DEIB - Nicola Schiavoni Seminar Room (Building 20)
March 11, 2024 | 11:30 am
Contacts: Prof. Pierluigi San Pietro
Research Line: Advanced software architectures and methodologies
Since their conception in 1951, compilers have gone through three major evolutionary steps.
First, compilers were conceived as mere translators.
Their job was to translate code written in a programming language to a semantically equivalent binary code.
Then, compilers earned the ability to optimize code while translating it; they became optimizing compilers.
Since then, most of the innovations in compilers have been targeting their ability to optimize code, so it is no surprise that abstractions included within compilers have been code-centric; code is the first-class citizen while other aspects of computation are (at most) afterthoughts.
The last phase of compilers started when they adopted a series of dependence abstractions that identified whether or not a code transformation preserved the original semantics.
This adoption enabled compilers to expand their optimization capability to code that uses memory pointers.
In this talk, I will argue for the need to start a new phase for compilers where two dimensions of computation become first-class citizens.
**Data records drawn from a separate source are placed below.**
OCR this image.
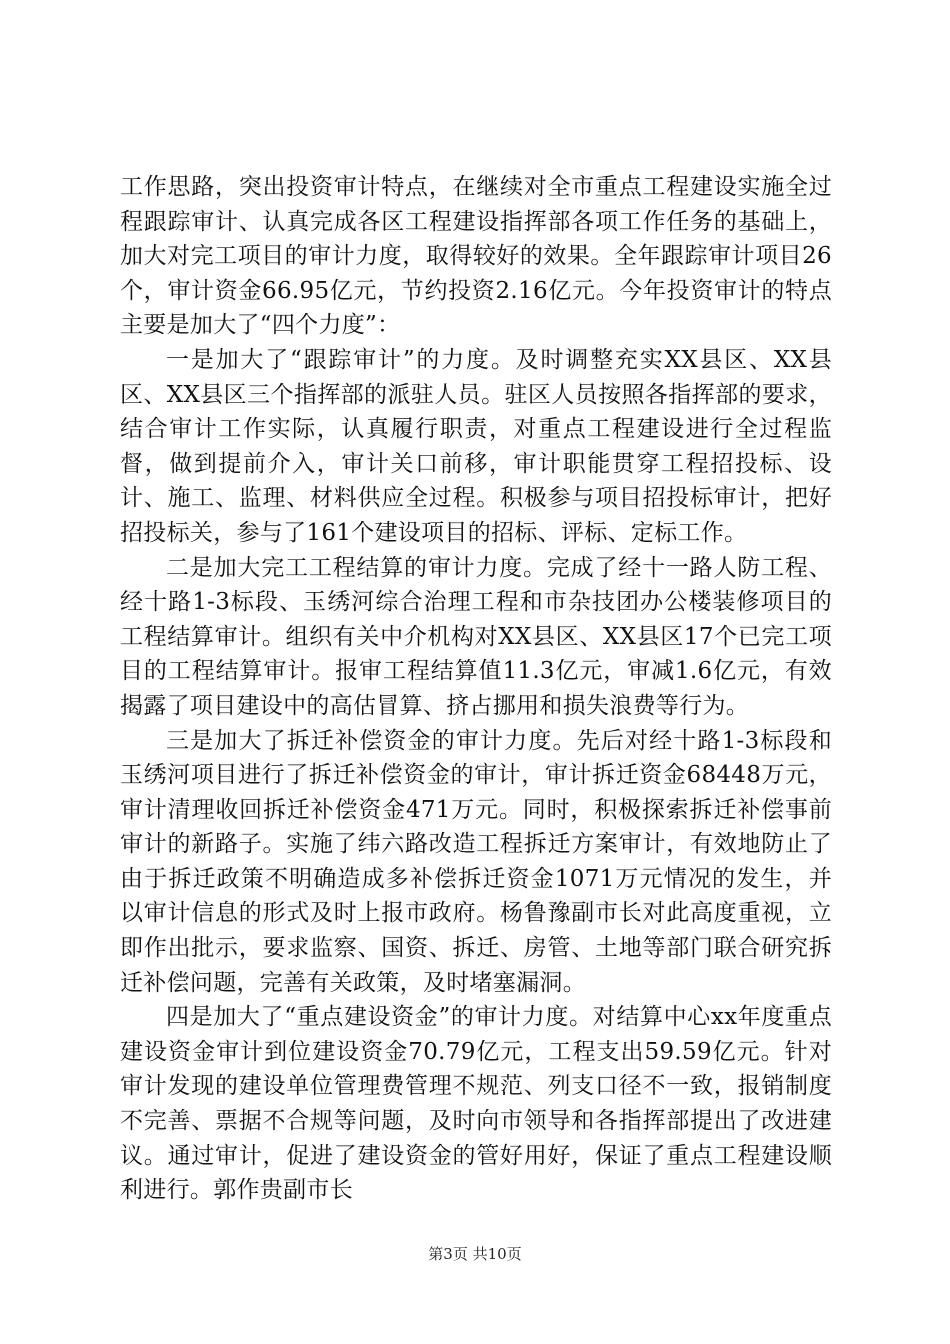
工作思路，突出投资审计特点，在继续对全市重点工程建设实施全过程跟踪审计、认真完成各区工程建设指挥部各项工作任务的基础上，加大对完工项目的审计力度，取得较好的效果。全年跟踪审计项目26个，审计资金66.95亿元，节约投资2.16亿元。今年投资审计的特点主要是加大了“四个力度”：

一是加大了“跟踪审计”的力度。及时调整充实XX县区、XX县区、XX县区三个指挥部的派驻人员。驻区人员按照各指挥部的要求，结合审计工作实际，认真履行职责，对重点工程建设进行全过程监督，做到提前介入，审计关口前移，审计职能贯穿工程招投标、设计、施工、监理、材料供应全过程。积极参与项目招投标审计，把好招投标关，参与了161个建设项目的招标、评标、定标工作。

二是加大完工工程结算的审计力度。完成了经十一路人防工程、经十路1-3标段、玉绣河综合治理工程和市杂技团办公楼装修项目的工程结算审计。组织有关中介机构对XX县区、XX县区17个已完工项目的工程结算审计。报审工程结算值11.3亿元，审减1.6亿元，有效揭露了项目建设中的高估冒算、挤占挪用和损失浪费等行为。

三是加大了拆迁补偿资金的审计力度。先后对经十路1-3标段和玉绣河项目进行了拆迁补偿资金的审计，审计拆迁资金68448万元，审计清理收回拆迁补偿资金471万元。同时，积极探索拆迁补偿事前审计的新路子。实施了纬六路改造工程拆迁方案审计，有效地防止了由于拆迁政策不明确造成多补偿拆迁资金1071万元情况的发生，并以审计信息的形式及时上报市政府。杨鲁豫副市长对此高度重视，立即作出批示，要求监察、国资、拆迁、房管、土地等部门联合研究拆迁补偿问题，完善有关政策，及时堵塞漏洞。

四是加大了“重点建设资金”的审计力度。对结算中心xx年度重点建设资金审计到位建设资金70.79亿元，工程支出59.59亿元。针对审计发现的建设单位管理费管理不规范、列支口径不一致，报销制度不完善、票据不合规等问题，及时向市领导和各指挥部提出了改进建议。通过审计，促进了建设资金的管好用好，保证了重点工程建设顺利进行。郭作贵副市长

第3页 共10页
First, the memory used by a program (and its hierarchical organization in collections and objects) becomes a first-class citizen, easily analyzable, and optimizable.
Then, dependences between instructions and code regions, their hierarchical organization, and their heterogenous semantics need to become first-class citizens to the point where compilers can manipulate them directly, while the underlying code gets modified as a side-effect.
Complementing current code-centric compilers with dependence-centric and memory-centric abstractions/representations both opens a new family of optimizations that compilers can now do and massively reduces the complexity of state-of-the-art aggressive optimizations.
Together with my collaborators and students, we have both designed several optimizations of this new kind (optimizations that no code-centric compilers can do) and we have re-implemented state-of-the-art aggressive optimizations in a few hundred lines of code (rather than several tens of thousands needed by their code-centric implementation).